Parenting

Being a parent is not easy, being a divorced parent even more so.  I remember clearly the day each of my kids were born, such elation, such wonder, at the miracle of creation.  The sleepless nights, nights spent pacifying them, comforting them when they were ill, the tiredness and the exhaustion that resulted pales to the joy of watching them learn and grow into little bundles of curiosity with insistent questions about everything in their environment and, the word that every parent anticipates with trepidation, why?

Through their school years, the teenage years and into a young adult.  At each step new challenges for parents.  In my experience, no book, TV program, advice or anything else for that matter can prepare you for these years.  It was during this period of my kids development that I seriously believed that this was the universes way of getting back at me for all the trouble I caused my parents.

The thing is that kids bring home to us the startling reality of our own mortality.  It is this realisation that, some day we too will have to leave this world, that drives us to try and give our kids a better life so that one day, when they sit back and reflect, they can look back with gratitude at the life that was provided for them.

However this is seldom the case.  In our enthusiasm to create a better life for them we give freely of everything we have and instead create a sense of entitlement rather than a sense of appreciation.
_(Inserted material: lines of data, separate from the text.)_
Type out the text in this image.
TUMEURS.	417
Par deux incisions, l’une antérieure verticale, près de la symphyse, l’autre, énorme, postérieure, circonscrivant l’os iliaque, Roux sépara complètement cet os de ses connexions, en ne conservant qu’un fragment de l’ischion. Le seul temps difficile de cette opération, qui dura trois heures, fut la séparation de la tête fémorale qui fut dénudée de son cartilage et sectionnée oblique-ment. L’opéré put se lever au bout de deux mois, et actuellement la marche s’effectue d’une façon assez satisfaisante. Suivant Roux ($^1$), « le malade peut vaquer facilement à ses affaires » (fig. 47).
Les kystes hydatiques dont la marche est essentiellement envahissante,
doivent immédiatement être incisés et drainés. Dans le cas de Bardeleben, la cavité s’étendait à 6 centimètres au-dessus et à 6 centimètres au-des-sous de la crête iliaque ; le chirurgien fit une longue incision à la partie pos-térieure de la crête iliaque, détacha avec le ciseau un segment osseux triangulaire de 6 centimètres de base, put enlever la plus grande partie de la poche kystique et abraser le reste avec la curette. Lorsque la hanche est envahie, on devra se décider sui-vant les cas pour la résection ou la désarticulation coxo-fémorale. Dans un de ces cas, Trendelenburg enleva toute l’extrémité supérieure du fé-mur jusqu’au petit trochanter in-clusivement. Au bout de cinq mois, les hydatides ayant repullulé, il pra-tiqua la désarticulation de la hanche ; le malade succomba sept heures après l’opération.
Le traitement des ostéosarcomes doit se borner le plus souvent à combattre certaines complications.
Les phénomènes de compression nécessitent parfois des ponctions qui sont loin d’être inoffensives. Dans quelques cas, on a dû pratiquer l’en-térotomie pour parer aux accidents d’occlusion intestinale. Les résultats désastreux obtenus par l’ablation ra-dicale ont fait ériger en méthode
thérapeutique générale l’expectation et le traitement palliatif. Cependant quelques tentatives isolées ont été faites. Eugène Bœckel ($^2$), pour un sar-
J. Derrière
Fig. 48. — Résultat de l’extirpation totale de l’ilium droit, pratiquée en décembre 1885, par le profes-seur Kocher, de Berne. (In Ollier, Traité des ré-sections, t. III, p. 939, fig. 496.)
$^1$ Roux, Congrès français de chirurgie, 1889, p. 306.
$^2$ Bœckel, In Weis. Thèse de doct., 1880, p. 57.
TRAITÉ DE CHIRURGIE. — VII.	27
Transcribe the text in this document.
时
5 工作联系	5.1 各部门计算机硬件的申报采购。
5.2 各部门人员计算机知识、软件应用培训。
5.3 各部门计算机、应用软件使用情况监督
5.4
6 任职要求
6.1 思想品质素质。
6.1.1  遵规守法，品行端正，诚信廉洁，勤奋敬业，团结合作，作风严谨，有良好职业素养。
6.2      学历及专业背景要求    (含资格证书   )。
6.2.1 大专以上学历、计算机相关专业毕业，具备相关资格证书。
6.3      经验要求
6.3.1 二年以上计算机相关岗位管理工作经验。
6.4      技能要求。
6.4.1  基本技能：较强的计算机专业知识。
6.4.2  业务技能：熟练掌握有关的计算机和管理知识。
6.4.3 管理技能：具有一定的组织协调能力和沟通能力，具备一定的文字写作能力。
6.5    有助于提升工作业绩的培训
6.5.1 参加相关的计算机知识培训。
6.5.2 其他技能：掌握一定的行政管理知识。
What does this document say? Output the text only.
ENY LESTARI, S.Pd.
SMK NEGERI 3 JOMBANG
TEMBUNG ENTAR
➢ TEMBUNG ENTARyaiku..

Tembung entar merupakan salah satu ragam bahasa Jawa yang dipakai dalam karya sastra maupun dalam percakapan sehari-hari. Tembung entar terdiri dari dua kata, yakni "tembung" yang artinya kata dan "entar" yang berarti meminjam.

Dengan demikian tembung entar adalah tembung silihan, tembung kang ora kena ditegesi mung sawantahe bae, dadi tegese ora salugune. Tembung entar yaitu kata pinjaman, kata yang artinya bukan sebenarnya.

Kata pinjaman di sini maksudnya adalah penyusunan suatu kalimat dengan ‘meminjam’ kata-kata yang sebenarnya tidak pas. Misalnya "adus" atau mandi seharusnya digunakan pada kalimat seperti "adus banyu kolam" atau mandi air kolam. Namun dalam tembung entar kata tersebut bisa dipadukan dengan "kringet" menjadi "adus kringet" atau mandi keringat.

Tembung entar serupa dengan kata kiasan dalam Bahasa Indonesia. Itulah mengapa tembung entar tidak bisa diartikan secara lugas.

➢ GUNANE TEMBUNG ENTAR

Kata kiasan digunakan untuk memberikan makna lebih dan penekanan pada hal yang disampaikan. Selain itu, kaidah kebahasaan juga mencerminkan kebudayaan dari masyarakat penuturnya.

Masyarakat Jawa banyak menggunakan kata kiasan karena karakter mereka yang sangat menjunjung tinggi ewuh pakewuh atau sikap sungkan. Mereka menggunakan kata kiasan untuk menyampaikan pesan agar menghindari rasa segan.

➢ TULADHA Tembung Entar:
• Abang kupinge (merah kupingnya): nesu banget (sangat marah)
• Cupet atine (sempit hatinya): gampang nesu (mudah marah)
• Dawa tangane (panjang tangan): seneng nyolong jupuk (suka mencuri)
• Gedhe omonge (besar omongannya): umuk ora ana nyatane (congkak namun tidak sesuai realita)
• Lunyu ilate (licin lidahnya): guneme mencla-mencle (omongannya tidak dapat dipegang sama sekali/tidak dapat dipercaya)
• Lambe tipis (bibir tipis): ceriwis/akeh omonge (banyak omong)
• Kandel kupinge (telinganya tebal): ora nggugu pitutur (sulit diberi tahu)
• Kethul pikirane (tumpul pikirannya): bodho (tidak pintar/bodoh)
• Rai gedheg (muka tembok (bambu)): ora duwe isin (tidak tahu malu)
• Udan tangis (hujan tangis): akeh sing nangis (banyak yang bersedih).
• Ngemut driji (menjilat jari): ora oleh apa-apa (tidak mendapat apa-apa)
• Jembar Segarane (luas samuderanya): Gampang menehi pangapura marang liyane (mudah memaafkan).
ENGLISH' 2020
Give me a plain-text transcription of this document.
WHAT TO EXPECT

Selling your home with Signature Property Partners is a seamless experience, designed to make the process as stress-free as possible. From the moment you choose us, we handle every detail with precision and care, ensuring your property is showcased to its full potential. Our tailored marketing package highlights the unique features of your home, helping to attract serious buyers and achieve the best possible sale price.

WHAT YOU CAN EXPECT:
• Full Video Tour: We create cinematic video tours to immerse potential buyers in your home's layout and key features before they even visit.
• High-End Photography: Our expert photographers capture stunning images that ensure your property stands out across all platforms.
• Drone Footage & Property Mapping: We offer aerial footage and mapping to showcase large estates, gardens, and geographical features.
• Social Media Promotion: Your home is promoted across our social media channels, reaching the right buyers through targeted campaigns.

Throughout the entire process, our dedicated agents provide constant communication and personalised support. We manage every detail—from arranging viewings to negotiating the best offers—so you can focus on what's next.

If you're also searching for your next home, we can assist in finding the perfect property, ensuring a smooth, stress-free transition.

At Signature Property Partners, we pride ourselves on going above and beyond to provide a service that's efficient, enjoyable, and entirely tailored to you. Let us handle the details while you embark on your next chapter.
So the model that we often adopt is flawed, and it breeds arrogance and even contempt instead of gratitude and humbleness.

Therefore I have changed my perspective on parenthood and, at the risk of being wrong, the best that I can do is to provide my kids with the ability to stand on there own two feet, irrespective of the career that they have chosen or what they have decided to do with their lives.  All of this within the framework of values, that form the golden thread in all faiths; honesty, integrity, respect, honour and faith. And the golden rule is to enjoy it and do the best that you can, always.

This I have found is the least trodden path, the one with the most challenges, the one that demands doing the right thing and standing by it. Tough love.  If I am successful, and I pray to God that I am, then I believe that I have given my offspring a head start and have fulfilled my mission as a parent.

Nothing will give me more joy than to see my children happy, content and independent. My prayer goes out for all parents out there that they too are successful, on whatever path they have chosen, and especially to my parents for giving me the tools that allowed me to come to this realisation.